Additional information:
Reply is an Equal Opportunities Employer committed to diversity and fair recruitment practices. We welcome applicants from all backgrounds and encourage you to specify any reasonable adjustments needed during the recruitment process.
Graduate AI & Machine Learning Engineer employer: Reply
Contact Detail:
Reply Recruiting Team
StudySmarter Expert Advice 🤫
We think this is how you could land Graduate AI & Machine Learning Engineer
✨Tip Number 1
Familiarise yourself with the latest trends in AI and machine learning. Follow industry leaders on social media, read relevant blogs, and participate in online forums to stay updated. This knowledge will not only help you during interviews but also demonstrate your passion for the field.
✨Tip Number 2
Engage in hands-on projects that showcase your skills in Python and machine learning frameworks like TensorFlow or PyTorch. Create a portfolio of your work on platforms like GitHub, as this can significantly enhance your profile and provide concrete examples of your capabilities.
✨Tip Number 3
Network with professionals in the AI and machine learning space. Attend meetups, webinars, or conferences to connect with potential colleagues and mentors. Building relationships can lead to valuable insights and even job referrals.
✨Tip Number 4
Prepare for technical interviews by practising coding challenges and algorithm questions related to machine learning. Websites like LeetCode or HackerRank can be great resources. Being well-prepared will boost your confidence and improve your chances of impressing the interviewers.
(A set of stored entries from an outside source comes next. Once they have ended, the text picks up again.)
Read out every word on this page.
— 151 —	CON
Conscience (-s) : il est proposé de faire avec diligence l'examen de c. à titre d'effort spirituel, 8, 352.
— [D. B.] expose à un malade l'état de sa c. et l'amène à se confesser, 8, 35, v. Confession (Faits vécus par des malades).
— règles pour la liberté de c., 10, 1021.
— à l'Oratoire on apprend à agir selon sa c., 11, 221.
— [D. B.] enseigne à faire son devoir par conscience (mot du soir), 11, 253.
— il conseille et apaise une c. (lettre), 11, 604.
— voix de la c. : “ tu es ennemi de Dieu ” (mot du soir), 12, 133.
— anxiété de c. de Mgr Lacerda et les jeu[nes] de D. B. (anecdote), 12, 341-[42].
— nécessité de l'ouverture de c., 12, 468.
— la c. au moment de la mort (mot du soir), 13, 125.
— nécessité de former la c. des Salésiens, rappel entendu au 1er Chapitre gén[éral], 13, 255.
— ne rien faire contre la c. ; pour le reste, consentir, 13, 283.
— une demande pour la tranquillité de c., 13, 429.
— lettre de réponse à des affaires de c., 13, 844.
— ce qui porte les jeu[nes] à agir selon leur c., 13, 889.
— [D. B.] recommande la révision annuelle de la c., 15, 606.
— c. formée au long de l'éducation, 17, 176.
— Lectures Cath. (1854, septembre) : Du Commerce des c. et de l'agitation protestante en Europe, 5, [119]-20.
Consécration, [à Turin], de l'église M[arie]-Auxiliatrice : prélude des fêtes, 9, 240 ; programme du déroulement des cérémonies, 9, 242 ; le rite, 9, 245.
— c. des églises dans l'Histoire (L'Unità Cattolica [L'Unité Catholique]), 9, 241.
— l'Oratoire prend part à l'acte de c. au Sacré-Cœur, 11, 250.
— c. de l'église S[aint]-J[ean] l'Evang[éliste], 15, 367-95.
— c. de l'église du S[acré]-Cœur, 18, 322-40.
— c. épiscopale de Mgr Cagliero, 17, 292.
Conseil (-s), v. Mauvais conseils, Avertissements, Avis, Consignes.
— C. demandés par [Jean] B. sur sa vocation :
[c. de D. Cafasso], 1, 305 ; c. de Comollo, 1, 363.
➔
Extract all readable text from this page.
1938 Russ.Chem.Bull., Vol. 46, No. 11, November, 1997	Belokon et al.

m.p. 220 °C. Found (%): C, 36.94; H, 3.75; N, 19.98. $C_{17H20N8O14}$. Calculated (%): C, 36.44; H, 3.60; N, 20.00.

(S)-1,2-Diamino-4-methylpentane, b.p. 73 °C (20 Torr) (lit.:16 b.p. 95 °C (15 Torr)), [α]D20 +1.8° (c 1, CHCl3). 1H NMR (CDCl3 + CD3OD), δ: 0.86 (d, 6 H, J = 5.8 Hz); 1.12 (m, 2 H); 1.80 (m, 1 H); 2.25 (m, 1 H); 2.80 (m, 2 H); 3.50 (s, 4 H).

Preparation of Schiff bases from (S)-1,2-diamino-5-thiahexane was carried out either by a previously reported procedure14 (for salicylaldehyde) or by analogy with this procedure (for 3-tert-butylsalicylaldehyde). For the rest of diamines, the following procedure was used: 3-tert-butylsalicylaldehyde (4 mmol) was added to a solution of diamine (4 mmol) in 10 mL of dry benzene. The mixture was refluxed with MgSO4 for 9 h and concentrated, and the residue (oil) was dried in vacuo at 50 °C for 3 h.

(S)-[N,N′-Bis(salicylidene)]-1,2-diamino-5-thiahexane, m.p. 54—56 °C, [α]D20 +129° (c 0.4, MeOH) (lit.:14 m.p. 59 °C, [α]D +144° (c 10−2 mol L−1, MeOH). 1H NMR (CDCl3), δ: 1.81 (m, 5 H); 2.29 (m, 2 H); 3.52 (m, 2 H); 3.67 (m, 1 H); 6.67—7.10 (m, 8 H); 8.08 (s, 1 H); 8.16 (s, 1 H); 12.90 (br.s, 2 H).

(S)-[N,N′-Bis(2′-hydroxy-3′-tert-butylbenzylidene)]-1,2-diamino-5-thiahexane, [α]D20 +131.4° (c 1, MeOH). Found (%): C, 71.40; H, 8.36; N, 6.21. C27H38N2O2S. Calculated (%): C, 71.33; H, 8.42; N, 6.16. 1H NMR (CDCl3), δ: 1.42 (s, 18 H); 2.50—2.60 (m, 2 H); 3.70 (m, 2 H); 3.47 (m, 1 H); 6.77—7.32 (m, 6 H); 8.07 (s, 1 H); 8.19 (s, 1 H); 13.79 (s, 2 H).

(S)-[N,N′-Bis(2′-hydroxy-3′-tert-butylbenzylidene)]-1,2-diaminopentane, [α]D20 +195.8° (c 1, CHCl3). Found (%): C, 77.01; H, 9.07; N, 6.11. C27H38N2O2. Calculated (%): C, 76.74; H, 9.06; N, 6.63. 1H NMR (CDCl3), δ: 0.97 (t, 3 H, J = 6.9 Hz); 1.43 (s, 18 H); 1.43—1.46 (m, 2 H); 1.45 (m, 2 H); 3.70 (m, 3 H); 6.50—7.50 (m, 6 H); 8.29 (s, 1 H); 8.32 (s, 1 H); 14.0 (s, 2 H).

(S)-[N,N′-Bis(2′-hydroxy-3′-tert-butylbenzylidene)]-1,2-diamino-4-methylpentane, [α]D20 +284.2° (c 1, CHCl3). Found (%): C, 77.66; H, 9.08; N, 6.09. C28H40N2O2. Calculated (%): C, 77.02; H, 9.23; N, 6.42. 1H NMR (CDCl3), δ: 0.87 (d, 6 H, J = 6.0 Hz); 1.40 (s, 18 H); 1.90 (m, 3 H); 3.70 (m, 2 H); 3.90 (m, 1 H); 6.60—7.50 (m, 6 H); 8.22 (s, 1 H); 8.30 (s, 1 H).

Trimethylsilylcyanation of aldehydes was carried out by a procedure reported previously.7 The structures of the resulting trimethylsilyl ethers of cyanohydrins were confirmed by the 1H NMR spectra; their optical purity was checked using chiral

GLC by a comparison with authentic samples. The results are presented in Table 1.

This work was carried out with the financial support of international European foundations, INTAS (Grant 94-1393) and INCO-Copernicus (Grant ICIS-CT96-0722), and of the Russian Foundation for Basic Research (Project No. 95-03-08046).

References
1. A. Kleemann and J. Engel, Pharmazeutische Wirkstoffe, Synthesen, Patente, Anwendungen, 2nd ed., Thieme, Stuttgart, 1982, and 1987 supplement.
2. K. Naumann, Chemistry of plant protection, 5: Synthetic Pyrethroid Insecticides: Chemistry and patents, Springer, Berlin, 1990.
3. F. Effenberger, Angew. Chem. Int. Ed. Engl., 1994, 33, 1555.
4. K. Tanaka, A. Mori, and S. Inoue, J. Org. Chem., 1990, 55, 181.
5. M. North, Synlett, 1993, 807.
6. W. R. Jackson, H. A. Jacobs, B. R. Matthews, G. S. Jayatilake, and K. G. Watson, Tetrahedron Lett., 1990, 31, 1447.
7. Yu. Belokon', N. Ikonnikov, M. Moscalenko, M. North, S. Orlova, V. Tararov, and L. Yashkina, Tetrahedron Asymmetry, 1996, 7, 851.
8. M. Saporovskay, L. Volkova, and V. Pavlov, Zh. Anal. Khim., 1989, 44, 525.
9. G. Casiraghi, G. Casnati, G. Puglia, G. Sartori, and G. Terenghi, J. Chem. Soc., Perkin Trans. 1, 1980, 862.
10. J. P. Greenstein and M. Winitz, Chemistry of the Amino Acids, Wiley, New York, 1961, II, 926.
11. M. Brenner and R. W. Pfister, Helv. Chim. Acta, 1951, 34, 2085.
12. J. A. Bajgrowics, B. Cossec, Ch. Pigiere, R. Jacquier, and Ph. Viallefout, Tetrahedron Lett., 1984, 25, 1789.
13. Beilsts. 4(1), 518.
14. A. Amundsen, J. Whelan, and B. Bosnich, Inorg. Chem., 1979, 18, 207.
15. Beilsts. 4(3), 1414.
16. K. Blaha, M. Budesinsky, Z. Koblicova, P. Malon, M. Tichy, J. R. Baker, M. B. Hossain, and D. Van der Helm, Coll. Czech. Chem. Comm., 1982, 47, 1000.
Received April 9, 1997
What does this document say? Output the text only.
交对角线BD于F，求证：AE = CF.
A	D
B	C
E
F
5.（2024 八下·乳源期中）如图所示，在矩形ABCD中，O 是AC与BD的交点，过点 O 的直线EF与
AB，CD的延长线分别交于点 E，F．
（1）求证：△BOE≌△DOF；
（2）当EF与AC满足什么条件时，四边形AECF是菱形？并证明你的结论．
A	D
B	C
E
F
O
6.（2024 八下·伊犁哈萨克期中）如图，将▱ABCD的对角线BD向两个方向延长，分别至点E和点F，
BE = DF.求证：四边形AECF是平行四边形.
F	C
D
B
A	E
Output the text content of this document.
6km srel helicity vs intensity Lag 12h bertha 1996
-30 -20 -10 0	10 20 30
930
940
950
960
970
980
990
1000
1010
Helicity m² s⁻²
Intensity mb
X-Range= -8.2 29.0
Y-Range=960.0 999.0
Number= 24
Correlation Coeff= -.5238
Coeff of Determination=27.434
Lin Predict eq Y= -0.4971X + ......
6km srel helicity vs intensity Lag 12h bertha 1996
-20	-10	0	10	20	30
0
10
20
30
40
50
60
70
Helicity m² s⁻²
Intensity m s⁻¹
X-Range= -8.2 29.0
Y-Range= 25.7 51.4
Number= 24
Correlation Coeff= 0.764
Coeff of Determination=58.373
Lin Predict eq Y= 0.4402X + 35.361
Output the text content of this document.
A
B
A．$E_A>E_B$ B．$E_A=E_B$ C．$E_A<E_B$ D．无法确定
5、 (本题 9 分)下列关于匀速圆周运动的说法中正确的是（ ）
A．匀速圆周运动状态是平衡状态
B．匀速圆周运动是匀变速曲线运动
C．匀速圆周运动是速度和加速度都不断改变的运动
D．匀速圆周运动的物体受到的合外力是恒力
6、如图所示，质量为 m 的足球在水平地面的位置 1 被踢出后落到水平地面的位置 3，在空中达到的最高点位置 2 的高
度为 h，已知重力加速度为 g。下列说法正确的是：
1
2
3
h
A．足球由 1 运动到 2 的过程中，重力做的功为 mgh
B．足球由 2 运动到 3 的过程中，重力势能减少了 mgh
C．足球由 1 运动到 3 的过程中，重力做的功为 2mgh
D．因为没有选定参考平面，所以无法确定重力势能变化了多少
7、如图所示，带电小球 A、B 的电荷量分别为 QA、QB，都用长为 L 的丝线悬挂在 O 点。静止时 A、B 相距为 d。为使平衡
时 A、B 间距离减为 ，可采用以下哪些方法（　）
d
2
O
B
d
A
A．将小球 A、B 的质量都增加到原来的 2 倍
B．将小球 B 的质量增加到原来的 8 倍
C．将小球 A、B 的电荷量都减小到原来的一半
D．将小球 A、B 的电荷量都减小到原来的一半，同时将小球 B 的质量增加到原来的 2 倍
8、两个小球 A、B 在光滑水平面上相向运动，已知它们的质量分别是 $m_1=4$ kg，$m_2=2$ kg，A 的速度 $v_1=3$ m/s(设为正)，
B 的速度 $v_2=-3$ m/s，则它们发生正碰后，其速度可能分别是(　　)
We think you need these skills to ace Graduate AI & Machine Learning Engineer
Some tips for your application 🫡
Tailor Your CV: Make sure your CV highlights relevant skills and experiences related to AI and Machine Learning. Emphasise your proficiency in Python and any frameworks like PyTorch or TensorFlow, as well as your understanding of cloud computing, particularly AWS.
Craft a Compelling Cover Letter: Write a cover letter that showcases your passion for AI and Machine Learning. Mention specific projects or experiences that demonstrate your ability to collaborate with cross-disciplinary teams and your eagerness to learn and grow in this field.
Showcase Relevant Projects: If you have worked on any relevant projects, whether academic or personal, include them in your application. Describe your role, the technologies used, and the outcomes achieved to illustrate your hands-on experience.
Prepare for Technical Questions: Anticipate technical questions related to machine learning processes and cloud computing. Brush up on your knowledge of databases, software engineering principles, and be ready to discuss how you would approach real-world problems in AI.
How to prepare for a job interview at Reply
✨Showcase Your Technical Skills
Be prepared to discuss your proficiency in Python and relevant frameworks like PyTorch and TensorFlow. Bring examples of projects or coursework where you've applied these skills, as this will demonstrate your hands-on experience.
✨Understand the ML Lifecycle
Familiarise yourself with the entire machine learning lifecycle, from data collection to model deployment. Be ready to explain how you would manage these processes and any challenges you might face in a real-world scenario.
✨Communicate Clearly
Strong communication skills are essential for this role. Practice articulating complex concepts in simple terms, as you'll need to convey insights to stakeholders who may not have a technical background.
✨Demonstrate a Growth Mindset
Express your eagerness to learn and adapt to new challenges. Share examples of how you've tackled difficult problems in the past and what you've learned from those experiences, as this aligns with the company's focus on training and development.